ПЕРВОЕ ПОКОЛЕНИЕ ИССЛЕДОВАТЕЛЕЙ СОВЕТСКОЙ МОДЕРНОСТИ
Как известно, модерность – трудноуловимое понятие. Хотя Фицпатрик и неотрадиционалисты по умолчанию склонны были воспринимать группу сторонников модерности в контексте России и СССР как целостную, бросается в глаза, насколько по-разному историки развивают эту концепцию, подчеркивая различные аспекты исторического процесса. Поэтому велика вероятность, что группой приверженцы модерности стали исключительно благодаря критике. Первые научные исследования о России с точки зрения концепции модерности так или иначе опирались на существующую литературу на эту тему как в теоретическом, так и в сопоставительном плане, и модерность в них определялась совершенно по-разному. Например, в сборнике эссе «Российская модерность» главная попытка сформулировать полноценное определение модерности содержится в предисловии Янни Коцониса, который видит в ней прежде всего «интернализацию власти»52. Дэвид Хоффман в заключении к той же книге приравнивает модерность к просветительской «установке прогрессивного социального вмешательства и расцвету политики масс»53. Питер Холквист в своей классической статье о государственном контроле в России в общеевропейском контексте анализирует прежде всего специфически модерные практики и инструменты социальной и политической инженерии, сформировавшиеся в российской политической среде в военно-революционный период 1914–1921 годов54. По мнению Стивена Коткина, высказавшего важную мысль, что модерность в разных странах обозначала различные явления в зависимости от исторической эпохи, «межвоенному периоду» – эпохе масс – была свойственна модерность, в основе которой лежала триада массового производства, массовой культуры и массовой политики55.
По мере распространения концепции российской и советской модерности в 1990-е и 2000-е годы на первый план выступали различные черты модерности и их российские / советские проявления.

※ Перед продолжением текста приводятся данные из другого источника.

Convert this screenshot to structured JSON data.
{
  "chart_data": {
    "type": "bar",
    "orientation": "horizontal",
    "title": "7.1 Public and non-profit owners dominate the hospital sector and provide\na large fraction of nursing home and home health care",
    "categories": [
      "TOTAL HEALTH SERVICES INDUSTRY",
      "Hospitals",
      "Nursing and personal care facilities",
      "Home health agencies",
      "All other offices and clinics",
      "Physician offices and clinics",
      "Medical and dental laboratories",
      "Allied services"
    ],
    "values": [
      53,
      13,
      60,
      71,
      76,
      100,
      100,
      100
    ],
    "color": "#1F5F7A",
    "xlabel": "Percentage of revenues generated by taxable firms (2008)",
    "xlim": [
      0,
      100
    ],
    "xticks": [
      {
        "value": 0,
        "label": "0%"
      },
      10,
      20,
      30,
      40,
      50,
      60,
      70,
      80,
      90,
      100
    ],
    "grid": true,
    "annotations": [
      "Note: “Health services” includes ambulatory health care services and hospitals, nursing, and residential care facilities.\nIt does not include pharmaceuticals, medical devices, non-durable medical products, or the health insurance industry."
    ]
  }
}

Понятно, что различия непосредственно зависели от выбранной автором исторической проблемы и критериев сравнения. По мысли Юрия Слёзкина, высказанной в его интеллектуально эпатажной книге «Еврейский век» (в русском переводе – «Эра Меркурия. Евреи в современном мире»), «модернизация заключается в том, что все становятся подвижными, чистоплотными, грамотными, говорливыми, интеллектуально изощренными и профессионально пластичными горожанами». На первой странице книги утверждается, что «модернизация – это когда все становятся евреями»; но заявления об «образцовой модерности» евреев автору показалось недостаточно. Он также утверждает, что «все главные современные (антисовременные) пророчества были также решениями еврейского вопроса»: модернизм в искусстве – «осуждение современной жизни», марксизм, большевизм, фрейдизм («учение по преимуществу еврейское»), первый этап русской революции («еврейский век») и, наконец, само двадцатое столетие. Если какое-то из этих явлений кажется антисовременным или антимодернистским, это потому, что современное у евреев было неотделимо от древних и племенных особенностей56. Кейт Браун, описывая приграничные «кресы», наоборот, говорит о мрачном однообразии современности, обусловленном искоренением «культурной мозаики», стиранием прошлого отдельных народов и местностей в ходе войны с отсталостью, включавшей в себя «вырывание отдельных людей, семей и групп населения из родной для них среды»57.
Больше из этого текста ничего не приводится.